Tout le monde connaît le proverbe : « Faute d’un point, ou pour un point, Martin perdit son âne. » Peu de personnes en savent l’origine.

Comme l’anecdote rentre dans notre cadre, puisqu’il s’agit de la transposition du point, nous nous faisons un devoir de la rapporter.

On assigne deux origines à ce proverbe. Selon quelques auteurs, un certain Martin, abbé de Sonane, en procès avec un ecclésiastique qui lui disputait son abbaye, perdit son procès parce que, dans l’acte de cession, on avait omis de mettre un point, ce qui changeait totalement le sens de la phrase.

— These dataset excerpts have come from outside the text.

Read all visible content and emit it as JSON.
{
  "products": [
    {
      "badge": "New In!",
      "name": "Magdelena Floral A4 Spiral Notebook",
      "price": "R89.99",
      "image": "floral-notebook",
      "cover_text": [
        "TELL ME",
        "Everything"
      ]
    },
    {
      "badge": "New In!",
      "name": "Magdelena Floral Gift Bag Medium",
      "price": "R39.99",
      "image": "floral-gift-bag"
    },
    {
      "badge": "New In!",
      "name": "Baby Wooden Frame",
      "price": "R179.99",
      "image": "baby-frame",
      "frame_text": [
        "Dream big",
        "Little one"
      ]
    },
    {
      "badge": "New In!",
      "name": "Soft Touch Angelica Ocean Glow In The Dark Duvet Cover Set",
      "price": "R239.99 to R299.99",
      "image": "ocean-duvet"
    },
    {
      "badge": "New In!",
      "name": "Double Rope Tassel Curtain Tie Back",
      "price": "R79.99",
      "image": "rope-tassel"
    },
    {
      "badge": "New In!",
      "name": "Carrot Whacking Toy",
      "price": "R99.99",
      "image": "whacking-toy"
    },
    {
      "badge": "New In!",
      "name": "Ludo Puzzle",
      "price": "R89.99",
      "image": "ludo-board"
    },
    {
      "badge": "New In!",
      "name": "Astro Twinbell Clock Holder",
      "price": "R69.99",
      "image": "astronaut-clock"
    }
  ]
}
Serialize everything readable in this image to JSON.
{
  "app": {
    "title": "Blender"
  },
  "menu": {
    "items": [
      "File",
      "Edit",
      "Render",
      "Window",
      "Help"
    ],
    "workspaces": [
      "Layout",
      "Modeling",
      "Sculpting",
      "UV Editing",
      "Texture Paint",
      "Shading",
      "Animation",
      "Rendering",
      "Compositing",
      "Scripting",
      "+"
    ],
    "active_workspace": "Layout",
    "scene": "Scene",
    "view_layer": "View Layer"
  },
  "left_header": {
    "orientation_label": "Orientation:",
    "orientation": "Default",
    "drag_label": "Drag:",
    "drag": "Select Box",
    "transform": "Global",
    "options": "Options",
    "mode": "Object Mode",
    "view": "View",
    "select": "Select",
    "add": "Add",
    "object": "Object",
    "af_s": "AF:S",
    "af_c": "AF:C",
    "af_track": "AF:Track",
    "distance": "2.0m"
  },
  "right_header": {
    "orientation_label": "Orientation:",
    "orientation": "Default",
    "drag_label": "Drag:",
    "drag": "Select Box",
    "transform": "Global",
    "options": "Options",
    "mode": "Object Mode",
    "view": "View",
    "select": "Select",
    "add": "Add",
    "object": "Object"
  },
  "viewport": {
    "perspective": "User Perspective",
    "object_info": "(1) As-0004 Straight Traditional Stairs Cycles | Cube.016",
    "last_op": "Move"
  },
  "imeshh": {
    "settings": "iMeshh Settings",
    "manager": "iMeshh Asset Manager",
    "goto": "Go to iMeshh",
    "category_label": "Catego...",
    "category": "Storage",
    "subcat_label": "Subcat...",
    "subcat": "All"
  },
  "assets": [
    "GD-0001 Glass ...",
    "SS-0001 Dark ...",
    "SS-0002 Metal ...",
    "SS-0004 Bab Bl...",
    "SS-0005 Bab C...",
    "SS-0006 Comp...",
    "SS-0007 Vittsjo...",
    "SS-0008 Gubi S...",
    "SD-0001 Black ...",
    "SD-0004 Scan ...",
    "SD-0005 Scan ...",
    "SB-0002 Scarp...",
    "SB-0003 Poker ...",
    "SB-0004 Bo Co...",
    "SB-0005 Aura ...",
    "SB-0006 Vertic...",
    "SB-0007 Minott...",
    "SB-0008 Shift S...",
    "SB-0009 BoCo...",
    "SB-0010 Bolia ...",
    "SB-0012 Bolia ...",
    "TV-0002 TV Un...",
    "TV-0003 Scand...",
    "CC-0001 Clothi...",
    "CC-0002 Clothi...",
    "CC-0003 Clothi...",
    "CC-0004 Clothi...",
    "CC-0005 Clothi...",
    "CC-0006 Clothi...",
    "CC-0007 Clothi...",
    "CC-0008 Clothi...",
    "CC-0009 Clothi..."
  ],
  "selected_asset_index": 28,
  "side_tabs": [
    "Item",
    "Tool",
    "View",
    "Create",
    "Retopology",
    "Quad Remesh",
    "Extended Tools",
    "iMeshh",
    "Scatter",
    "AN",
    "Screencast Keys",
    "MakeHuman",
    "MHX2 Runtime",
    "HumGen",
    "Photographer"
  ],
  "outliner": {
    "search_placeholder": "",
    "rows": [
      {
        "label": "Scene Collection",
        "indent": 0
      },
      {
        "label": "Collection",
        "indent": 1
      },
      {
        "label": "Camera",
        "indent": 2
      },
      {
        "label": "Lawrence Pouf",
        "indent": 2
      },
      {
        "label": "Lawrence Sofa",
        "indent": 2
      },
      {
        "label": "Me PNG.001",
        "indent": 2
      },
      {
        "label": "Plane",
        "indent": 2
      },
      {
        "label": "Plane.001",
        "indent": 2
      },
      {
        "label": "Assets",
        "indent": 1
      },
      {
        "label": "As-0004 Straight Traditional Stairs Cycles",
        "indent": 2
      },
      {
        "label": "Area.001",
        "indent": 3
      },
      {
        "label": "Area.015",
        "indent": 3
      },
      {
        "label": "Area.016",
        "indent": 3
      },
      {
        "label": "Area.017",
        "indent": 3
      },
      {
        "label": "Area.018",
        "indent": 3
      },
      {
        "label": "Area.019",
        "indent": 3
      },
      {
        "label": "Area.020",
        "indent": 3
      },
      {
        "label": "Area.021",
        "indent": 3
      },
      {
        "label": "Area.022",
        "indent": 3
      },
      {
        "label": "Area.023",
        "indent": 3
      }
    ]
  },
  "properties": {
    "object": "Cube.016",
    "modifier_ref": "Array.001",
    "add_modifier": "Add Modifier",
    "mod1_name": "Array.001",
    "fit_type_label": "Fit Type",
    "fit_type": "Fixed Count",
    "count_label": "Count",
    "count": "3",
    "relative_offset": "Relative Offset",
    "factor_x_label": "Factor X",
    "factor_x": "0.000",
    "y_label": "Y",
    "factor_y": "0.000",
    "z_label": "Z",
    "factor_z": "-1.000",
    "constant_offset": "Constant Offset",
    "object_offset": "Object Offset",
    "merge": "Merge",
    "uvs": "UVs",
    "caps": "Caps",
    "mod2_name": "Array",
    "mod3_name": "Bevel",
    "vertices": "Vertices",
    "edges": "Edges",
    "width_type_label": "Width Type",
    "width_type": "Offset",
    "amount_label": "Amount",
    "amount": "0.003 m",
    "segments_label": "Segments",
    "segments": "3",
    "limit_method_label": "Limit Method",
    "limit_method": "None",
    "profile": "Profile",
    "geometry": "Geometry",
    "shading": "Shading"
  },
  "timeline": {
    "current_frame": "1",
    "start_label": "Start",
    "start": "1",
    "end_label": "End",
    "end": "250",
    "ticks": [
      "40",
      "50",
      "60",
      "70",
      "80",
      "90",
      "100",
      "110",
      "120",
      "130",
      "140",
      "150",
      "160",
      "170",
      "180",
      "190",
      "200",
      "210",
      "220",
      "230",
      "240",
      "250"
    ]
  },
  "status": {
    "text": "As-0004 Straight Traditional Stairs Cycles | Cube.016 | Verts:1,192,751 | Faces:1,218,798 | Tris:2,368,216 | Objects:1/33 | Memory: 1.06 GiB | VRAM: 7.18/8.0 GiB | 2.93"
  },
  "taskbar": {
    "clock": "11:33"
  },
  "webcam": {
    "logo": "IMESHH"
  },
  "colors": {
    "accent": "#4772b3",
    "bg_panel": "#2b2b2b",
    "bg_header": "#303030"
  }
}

Selon d’autres, un abbé d’Asello, en Italie, fit inscrire sur la porte de l’abbaye :

Porta, paiens esto. Nulli claudaris honesto.

(Porte, reste ouverte. Ne sois fermée à aucun honnête homme.)


Mais, par suite de l’ignorance du peintre, ce vers se trouva ponctué ainsi :

Porta, paiens esto nulli. Claudaris honesto.

(Porte, ne reste ouverte pour personne. Sois fermée à l’honnête homme.)

Cette inscription inconvenante fut signalée au pape, qui donna immédiatement l’abbaye d’Asello à un autre ecclésiastique.

Celui-ci corrigea la faute, et ajouta le vers suivant :

Uno pro puncto caruit Martinus Asello.

(Pour un seul point, Martin perdit Asello.)

Comme on le voit, cette expression proverbiale repose de toute manière sur un jeu de mots.